Voici le compte-rendu des échanges en commission:

Pieter De Crem, ministre: Monsieur le président, chères collègues, en date du 21 mai 2008 à 19.30 heures, la Défense, en l’occurrence le dispatching BPO (Belgian Pipeline Organisation) situé à Louvain a été informé par les services de secours du percement d’un pipeline dans un champ à Saint-Symphorien à la suite de travaux de labour. Cela concernait le pipeline Chièvres-Florennes. Cette conduite en acier a une longueur de 80 kilomètres et est remplie de kérosène. Au moment des faits, il n’y avait pas de pompage.
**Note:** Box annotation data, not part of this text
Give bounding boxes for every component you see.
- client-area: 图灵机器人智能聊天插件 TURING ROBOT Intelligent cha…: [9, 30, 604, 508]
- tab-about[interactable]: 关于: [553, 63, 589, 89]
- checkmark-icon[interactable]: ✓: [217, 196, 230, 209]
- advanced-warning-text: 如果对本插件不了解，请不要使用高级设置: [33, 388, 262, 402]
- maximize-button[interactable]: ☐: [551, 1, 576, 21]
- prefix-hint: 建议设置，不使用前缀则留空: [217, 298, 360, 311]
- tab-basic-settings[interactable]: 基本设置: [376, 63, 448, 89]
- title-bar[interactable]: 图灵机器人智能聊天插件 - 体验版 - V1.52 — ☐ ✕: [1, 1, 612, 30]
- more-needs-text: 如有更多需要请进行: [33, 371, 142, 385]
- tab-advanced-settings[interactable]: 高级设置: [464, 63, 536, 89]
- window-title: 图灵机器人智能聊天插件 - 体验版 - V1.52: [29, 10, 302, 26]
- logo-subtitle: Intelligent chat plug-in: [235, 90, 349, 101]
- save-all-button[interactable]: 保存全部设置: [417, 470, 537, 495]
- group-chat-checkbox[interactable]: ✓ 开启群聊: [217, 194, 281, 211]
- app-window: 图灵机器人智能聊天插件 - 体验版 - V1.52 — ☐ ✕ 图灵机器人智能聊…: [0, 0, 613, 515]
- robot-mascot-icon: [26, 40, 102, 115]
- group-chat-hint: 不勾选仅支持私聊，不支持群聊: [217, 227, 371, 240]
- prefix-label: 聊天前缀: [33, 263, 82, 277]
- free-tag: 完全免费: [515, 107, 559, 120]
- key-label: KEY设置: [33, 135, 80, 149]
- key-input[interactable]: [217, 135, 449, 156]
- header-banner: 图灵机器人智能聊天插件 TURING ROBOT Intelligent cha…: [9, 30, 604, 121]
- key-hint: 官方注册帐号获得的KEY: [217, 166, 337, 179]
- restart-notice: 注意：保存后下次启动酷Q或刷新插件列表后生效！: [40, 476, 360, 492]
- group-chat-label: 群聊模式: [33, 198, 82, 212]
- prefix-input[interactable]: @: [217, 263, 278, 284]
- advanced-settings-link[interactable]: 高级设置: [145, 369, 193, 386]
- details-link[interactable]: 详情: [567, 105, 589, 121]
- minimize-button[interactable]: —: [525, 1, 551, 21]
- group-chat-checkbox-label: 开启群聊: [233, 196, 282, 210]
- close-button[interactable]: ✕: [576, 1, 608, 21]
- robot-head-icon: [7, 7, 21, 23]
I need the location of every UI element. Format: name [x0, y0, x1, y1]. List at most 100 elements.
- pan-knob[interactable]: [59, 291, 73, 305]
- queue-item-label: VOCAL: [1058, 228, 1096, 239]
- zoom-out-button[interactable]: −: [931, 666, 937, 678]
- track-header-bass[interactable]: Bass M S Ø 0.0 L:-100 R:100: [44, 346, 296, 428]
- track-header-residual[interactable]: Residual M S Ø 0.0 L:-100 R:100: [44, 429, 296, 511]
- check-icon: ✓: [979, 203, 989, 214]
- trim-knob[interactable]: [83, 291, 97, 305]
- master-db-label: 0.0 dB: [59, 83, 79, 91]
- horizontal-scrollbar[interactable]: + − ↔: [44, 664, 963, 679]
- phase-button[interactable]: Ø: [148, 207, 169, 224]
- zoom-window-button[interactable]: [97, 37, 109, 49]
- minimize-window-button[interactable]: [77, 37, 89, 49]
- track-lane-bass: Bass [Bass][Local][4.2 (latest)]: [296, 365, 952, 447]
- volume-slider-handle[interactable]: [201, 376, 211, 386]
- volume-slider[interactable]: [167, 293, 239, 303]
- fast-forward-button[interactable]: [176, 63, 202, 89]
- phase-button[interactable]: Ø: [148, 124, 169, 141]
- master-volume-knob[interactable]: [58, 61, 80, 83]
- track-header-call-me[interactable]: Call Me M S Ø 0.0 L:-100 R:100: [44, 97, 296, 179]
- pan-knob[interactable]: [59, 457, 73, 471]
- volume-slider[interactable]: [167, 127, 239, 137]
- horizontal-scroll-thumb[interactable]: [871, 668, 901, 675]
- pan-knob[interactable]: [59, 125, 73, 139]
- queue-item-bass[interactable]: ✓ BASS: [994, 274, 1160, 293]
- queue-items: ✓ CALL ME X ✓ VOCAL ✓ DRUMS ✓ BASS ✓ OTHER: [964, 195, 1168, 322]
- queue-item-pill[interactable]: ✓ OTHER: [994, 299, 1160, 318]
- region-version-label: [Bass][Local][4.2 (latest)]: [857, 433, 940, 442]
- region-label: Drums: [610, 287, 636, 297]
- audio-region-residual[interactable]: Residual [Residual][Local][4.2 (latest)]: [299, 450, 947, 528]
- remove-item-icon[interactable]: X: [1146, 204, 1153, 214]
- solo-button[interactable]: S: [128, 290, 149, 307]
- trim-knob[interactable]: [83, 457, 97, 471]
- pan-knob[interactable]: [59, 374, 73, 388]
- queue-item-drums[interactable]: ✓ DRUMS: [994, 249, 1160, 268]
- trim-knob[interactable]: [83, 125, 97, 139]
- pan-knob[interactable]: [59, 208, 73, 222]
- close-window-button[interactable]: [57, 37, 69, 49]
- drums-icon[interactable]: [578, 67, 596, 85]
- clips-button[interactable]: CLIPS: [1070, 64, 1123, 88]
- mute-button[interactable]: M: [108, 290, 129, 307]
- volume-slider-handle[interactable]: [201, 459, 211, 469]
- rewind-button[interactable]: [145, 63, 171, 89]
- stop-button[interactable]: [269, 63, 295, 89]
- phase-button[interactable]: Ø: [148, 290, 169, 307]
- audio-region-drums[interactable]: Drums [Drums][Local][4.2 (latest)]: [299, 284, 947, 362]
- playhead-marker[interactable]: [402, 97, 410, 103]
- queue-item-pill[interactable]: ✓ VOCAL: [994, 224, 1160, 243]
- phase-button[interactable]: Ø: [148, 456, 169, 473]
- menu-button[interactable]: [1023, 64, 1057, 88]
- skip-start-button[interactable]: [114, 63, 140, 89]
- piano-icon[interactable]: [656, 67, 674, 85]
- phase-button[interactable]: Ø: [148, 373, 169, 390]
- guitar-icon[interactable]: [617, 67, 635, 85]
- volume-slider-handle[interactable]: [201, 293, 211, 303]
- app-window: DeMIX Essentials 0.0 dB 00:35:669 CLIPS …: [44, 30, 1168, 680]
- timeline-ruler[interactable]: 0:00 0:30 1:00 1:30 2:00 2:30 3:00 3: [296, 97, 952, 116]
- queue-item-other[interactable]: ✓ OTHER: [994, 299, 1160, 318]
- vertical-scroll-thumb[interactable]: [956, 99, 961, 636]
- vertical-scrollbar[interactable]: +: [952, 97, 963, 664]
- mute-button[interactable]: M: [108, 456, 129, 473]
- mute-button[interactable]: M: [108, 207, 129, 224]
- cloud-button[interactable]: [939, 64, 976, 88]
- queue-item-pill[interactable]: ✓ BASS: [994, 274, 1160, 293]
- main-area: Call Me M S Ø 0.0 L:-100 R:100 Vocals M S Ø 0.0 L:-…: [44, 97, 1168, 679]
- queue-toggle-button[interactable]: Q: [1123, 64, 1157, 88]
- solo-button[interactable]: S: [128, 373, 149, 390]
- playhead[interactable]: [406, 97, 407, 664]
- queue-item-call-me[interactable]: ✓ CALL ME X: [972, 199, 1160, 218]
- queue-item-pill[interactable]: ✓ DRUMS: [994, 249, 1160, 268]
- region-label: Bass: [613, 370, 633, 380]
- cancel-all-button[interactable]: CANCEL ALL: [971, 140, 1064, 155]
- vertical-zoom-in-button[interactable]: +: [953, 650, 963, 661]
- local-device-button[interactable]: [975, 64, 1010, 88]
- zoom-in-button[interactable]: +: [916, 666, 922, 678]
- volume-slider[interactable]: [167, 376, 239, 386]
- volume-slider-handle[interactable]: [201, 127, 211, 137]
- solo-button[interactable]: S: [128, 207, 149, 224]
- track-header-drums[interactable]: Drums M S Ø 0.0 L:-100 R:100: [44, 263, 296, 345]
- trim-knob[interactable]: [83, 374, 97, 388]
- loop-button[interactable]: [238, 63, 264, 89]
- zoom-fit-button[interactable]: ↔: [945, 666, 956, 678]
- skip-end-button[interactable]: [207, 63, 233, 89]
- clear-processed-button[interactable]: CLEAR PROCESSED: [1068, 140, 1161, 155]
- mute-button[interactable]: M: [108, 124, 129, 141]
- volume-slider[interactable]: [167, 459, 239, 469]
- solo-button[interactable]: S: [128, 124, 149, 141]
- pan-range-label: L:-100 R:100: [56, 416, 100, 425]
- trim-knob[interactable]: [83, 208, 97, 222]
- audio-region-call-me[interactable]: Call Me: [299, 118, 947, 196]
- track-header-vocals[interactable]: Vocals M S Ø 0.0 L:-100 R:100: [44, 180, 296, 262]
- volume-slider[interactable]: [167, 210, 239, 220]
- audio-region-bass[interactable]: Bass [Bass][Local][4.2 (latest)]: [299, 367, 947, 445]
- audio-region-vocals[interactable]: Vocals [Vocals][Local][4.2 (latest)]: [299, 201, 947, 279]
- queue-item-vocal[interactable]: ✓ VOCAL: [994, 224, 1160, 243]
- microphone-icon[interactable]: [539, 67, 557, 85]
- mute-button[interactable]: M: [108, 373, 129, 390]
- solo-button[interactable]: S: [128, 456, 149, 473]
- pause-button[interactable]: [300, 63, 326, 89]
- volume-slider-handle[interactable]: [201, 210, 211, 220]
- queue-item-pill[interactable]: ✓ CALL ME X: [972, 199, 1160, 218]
La Défense a aussitôt  entrepris toutes les démarches nécessaires conformément à la procédure standard en cas d’accident sur un pipeline: déchargement de la conduite dans le dépôt de Chièvres, isolement de la partie endommagée par la fermeture des vannes en ligne, récupération du produit perdu, arrêt de la fuite suivi d’une réparation provisoire…

Le soir même, la SPAQuE (Société Publique d’Aide à la Qualité de l’Environnement de la Région wallonne) était déjà sur place et s’est chargée, dès le départ, de diriger et de coordonner toutes les actions entreprises par rapport à l’environnement et l’assainissement du site.

Je me suis personnellement rendu sur place pour me rendre compte de la situation et avoir un entretien avec les autorités concernées, dont le bourgmestre de la ville de Mons.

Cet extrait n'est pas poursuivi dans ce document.